Dieser Kindergeldantrag wurde von der … (GbR) mit Schreiben vom 18. Oktober 2007 bei der Beklagten (der Familienkasse) eingereicht, die sich dabei unter Vollmachtsvorlage als Empfangsbevollmächtigte für den Kläger benannte.
Die Familienkasse wies gemäß § 80 Abs. 5 der Abgabenordnung – AO – die GbR mit Bescheid vom 2. November 2007 als Bevollmächtigte zurück und lehnte in einem weiteren Bescheid vom 2. November 2007 die Kindergeldfestsetzung für den Zeitraum Mai bis November 2004 in Anwendung des § 65 Abs. 1 des Einkommensteuergesetzes – EStG – und des Art. 13 ff der Verordnung (EWG) Nr. 1408/71 des Rates vom 14. Juni 1971 über die Anwendung der Systeme der sozialen Sicherheit auf Arbeitnehmer und Selbständige sowie deren Familienangehörige, die innerhalb der Gemeinschaft zu – oder abwandern (konsolidierte Fassung, Amtsblatt der Europäischen Gemeinschaften – ABlEG – Nr. L 28 vom 30. Januar 1997, S. 1, – VO (EWG) 1408/71 –) ab.
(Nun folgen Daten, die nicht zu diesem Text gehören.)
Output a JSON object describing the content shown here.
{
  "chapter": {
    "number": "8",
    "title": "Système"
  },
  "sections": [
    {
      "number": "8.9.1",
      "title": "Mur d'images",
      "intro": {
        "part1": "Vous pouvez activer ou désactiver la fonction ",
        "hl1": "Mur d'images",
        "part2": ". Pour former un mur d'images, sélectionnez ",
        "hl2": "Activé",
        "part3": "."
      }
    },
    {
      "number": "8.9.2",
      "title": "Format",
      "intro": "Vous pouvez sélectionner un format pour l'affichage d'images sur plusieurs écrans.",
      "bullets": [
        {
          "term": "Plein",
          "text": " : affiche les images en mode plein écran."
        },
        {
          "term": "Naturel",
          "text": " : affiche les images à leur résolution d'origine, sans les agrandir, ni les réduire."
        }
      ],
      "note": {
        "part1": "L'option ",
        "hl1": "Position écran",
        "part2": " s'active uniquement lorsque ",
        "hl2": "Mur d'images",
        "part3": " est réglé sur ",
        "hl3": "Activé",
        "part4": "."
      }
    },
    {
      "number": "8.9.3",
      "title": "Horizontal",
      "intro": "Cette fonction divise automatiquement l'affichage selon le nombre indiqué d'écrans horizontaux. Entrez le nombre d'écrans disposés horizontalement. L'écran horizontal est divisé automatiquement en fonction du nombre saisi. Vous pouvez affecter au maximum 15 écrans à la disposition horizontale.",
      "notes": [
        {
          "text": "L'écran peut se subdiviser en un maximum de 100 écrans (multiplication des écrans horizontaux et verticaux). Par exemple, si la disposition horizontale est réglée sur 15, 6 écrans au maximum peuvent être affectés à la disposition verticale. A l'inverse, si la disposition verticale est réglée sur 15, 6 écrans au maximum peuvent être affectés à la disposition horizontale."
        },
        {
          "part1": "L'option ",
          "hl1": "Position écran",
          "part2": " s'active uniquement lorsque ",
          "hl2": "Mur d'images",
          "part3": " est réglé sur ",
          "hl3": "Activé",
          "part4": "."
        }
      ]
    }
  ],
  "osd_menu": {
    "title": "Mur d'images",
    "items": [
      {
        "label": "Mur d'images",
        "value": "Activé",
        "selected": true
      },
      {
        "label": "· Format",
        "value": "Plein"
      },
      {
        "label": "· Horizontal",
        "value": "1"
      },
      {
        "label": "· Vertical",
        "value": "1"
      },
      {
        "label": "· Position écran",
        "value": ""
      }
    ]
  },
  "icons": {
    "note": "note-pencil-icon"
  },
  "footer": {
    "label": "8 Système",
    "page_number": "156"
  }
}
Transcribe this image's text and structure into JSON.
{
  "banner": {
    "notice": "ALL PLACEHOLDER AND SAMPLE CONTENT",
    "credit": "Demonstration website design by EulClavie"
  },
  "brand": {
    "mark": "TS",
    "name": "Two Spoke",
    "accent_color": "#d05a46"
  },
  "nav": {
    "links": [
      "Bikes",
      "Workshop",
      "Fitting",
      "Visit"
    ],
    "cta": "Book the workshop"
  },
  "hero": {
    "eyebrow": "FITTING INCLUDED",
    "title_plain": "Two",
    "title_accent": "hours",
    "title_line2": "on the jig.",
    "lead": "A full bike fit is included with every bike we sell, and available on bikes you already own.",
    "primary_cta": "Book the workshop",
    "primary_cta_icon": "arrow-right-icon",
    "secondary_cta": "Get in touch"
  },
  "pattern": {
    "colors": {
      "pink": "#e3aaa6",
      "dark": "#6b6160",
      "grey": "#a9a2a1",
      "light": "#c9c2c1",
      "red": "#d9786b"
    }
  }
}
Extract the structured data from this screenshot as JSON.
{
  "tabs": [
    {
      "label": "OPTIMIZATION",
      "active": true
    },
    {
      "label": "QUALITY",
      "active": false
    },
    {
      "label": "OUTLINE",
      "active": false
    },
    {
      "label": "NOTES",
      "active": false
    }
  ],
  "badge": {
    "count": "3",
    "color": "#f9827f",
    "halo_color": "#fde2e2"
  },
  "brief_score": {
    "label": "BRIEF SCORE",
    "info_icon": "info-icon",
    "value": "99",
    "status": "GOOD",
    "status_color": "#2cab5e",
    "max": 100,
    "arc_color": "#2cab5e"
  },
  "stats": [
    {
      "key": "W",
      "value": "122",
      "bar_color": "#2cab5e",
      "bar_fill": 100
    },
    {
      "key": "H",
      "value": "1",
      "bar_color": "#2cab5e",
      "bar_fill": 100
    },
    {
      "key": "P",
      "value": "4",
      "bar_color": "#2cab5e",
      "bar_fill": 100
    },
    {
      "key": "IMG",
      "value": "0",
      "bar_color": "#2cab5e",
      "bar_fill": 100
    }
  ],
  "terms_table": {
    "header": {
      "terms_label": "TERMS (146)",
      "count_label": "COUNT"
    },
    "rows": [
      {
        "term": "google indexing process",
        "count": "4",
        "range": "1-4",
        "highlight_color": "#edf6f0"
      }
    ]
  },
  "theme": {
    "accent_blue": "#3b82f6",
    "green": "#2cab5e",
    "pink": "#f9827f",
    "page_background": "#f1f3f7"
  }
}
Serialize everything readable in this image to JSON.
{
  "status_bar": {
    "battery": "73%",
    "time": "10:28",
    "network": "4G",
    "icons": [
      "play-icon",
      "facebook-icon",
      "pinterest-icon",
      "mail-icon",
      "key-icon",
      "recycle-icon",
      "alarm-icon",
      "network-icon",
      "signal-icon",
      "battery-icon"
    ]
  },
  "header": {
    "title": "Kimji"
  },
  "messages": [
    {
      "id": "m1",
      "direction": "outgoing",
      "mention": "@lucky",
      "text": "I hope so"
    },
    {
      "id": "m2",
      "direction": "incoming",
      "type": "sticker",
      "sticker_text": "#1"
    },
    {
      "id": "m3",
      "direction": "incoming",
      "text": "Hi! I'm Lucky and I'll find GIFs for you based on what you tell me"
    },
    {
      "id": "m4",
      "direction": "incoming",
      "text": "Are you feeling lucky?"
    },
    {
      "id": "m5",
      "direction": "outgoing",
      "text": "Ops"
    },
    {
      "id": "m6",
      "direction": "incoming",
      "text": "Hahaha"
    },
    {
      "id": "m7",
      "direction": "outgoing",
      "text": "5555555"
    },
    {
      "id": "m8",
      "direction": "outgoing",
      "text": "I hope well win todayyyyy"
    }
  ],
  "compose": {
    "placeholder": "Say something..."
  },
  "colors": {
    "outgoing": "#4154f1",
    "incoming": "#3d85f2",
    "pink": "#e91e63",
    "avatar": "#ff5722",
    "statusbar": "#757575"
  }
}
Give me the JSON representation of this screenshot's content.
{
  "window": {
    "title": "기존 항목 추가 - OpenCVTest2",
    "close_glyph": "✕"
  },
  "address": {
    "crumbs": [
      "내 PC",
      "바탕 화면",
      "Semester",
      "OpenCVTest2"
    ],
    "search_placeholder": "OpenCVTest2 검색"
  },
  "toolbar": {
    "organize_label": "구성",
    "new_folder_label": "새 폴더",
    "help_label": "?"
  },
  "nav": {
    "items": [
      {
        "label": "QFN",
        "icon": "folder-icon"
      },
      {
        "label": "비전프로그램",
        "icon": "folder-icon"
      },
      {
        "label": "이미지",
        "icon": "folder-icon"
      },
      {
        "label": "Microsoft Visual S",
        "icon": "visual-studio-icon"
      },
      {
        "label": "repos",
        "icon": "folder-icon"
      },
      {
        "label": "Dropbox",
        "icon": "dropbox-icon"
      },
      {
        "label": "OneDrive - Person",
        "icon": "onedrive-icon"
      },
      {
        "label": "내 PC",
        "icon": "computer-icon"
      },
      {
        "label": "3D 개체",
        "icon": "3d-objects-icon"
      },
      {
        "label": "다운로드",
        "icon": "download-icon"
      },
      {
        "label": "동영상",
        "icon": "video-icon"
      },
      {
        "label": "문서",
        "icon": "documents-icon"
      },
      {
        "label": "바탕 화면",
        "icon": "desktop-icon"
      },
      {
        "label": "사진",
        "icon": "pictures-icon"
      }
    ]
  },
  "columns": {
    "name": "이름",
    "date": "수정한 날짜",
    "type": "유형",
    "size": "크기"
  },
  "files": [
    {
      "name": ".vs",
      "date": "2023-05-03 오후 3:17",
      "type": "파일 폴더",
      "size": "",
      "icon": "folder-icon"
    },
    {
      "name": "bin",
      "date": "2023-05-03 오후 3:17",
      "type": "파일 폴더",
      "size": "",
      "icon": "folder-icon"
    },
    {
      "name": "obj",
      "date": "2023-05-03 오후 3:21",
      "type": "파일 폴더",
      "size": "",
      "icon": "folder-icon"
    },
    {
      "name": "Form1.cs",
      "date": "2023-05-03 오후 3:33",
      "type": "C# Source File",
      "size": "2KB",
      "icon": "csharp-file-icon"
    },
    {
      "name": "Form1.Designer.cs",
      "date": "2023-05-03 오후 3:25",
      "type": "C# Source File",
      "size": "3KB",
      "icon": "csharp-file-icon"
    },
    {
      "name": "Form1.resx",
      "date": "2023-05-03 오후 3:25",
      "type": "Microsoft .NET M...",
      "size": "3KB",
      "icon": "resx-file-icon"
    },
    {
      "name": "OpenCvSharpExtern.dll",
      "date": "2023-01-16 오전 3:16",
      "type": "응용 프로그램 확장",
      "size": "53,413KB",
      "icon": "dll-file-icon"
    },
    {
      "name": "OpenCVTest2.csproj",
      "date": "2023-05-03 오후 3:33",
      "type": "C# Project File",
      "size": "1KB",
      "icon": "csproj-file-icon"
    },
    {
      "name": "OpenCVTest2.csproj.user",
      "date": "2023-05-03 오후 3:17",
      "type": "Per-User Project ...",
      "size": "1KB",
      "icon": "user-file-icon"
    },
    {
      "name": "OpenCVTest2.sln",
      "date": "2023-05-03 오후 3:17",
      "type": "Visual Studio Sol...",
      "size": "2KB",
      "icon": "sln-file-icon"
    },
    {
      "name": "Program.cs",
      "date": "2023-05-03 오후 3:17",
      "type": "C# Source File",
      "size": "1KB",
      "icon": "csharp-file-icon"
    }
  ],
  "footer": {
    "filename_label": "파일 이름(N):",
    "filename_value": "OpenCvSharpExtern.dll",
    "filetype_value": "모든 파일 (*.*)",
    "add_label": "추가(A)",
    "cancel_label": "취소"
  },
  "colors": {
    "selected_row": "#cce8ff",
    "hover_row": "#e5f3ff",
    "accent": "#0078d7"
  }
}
Der dagegen eingelegte Einspruch blieb erfolglos. In der Einspruchsentscheidung vom 04. Dezember 2007 wies die Familienkasse auf den Inhalt des Kindergeldanspruchs nach § 62 Abs. 1 EStG hin, der jedoch im Verhältnis zu den anderen Staaten der Europäischen Union nur nach den Regelungen der Verordnungen – VO (EWG) 1408/71 bzw. der hierzu ergangenen Durchführungsverordnungen (EWG) Nr. 574/72 des Rates vom 21. März 1972 über die Durchführung der VO (EWG) 1408/71 (aktualisierte Gesamtfassung A...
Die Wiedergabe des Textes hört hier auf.